March 30, 2024
Easter Vigil, March 30, 2024 - Acts 10:34A, 34-43; Colossians 5:6B-8; John 20:1-9
If you were following the gospel reading in your missalette, you may have noticed that my reading went on for one line longer than yours. That was Verse 8 of Chapter 16. It’s how the gospel story ends. The Church deliberately leaves it out of the reading on Easter because it’s a puzzling ending and has been a puzzle to Christians ever since Mark wrote it.
So how were you feeling as you heard that story? Everybody's feelings are their feelings. But notice what Marks says about the feelings of the women when they found the tomb empty and heard the message that He was risen. The last line says, “But they ran away in fear and trembling because they were very much afraid.” That’s not the only English translation. There is another one that goes, “But they ran a way half fearful, half overjoyed.” Because, in fact, it’s very obscure what the scripture actually says.
Mark wrote his Gospel originally in Greek. Probably very bad Greek. He may not have been all that well educated. But that line uses two words to describe the women’s feelings - tremblore and ekstasis. You can recognize the English word tremble in that. Ekstasis is a very interesting word. It transliterates in the English language as ecstasy. For us ecstasy is a feeling of tremendous euphoria, which would’ve made a lot of sense. If they were told that Jesus was alive, they would have been filled with fear because that had never happened before in the history of the human race. And the question would be, “Oh, my God, what now?” But they might have also believed so strongly that he really was alive, that they would have been filled with sudden ecstasy. But when St. Jerome translated this Greek into Latin, he took a step back. He translated the Greek word tremblore with the Latin word tremblore. When he got to the next word, ekstasis, he used pavis instead. I looked up in a couple of places to find out if pavis had multiple meanings, but it doesn’t. It always means just fear. So, our English expression fear and trembling comes right from there. St. Jerome says that St. Mark said, “The women ran away in fear and trembling.” So, which was it? Were they just trembling with fear? Or were they trembling with excitement? Or neither of them? Or both of them? Or something else? That’s why I asked you what you felt when you heard the story because not everybody felt the same thing.
You know, we’re going to wake up on Monday morning and it's going to be the same old world.

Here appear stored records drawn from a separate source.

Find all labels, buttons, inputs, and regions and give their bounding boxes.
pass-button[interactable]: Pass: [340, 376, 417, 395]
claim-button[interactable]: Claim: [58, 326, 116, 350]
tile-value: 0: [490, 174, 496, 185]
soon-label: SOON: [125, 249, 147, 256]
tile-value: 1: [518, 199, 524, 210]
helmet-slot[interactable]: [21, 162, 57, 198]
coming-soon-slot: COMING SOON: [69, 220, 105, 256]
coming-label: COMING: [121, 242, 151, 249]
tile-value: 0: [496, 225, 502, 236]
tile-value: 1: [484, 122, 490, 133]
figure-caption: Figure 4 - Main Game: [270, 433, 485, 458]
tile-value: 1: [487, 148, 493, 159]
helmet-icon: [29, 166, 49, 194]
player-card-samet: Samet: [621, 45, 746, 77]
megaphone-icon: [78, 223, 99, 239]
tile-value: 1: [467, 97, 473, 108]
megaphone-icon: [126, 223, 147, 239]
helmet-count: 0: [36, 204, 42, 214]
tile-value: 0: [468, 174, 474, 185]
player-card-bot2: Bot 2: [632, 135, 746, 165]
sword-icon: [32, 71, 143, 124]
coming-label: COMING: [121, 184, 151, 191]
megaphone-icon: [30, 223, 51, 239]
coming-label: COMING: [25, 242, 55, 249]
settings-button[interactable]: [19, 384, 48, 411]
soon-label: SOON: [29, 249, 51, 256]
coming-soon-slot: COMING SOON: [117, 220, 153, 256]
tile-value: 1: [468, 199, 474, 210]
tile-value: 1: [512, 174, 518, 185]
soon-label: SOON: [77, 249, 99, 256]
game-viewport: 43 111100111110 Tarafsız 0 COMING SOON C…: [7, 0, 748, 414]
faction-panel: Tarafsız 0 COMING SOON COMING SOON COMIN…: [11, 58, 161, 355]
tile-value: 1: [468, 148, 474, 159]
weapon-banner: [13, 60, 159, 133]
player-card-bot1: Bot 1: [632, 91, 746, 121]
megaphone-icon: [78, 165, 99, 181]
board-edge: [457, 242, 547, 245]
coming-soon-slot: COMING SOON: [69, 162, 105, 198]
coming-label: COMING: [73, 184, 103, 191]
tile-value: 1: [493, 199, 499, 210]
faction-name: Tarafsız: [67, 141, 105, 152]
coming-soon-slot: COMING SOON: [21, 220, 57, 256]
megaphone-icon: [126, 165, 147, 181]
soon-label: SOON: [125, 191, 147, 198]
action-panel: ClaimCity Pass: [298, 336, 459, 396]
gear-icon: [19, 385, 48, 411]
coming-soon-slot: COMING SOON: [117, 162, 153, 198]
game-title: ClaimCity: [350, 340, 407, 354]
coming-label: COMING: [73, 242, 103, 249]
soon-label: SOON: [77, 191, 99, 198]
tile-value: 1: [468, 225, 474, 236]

The same old war. The same old violence. The same old trouble in our communities. The same old bothersome relatives. The same old difficult children. The same old annoying job. It’s the same old, same old. And so, what has changed?
If we look at our lives under the aspect of the resurrection of Christ, we might be tempted to say, “Oh, my God, everything is changed!” Or we might say, “Aargh! Everything has changed now. I have to be different.” Or we might say, “Everything has changed. I don’t understand. I just don’t understand.” And no matter which of those things you say. If you say, “Oh, my God, everything is changed,” God whispers to you, “Yes, it is.” If you say, in sadness, “Oh my God, everything is changed, now I have to change,” God will say, “Yes, it is and yes, you do.” And if you’re angry about it all and confused and say, “Everything has changed,” God will say, “Yes, yes, it is.” “And I’m very confused,” and he will say, “Yes, yes you are”. “But what should I do?” “That’s up to you.”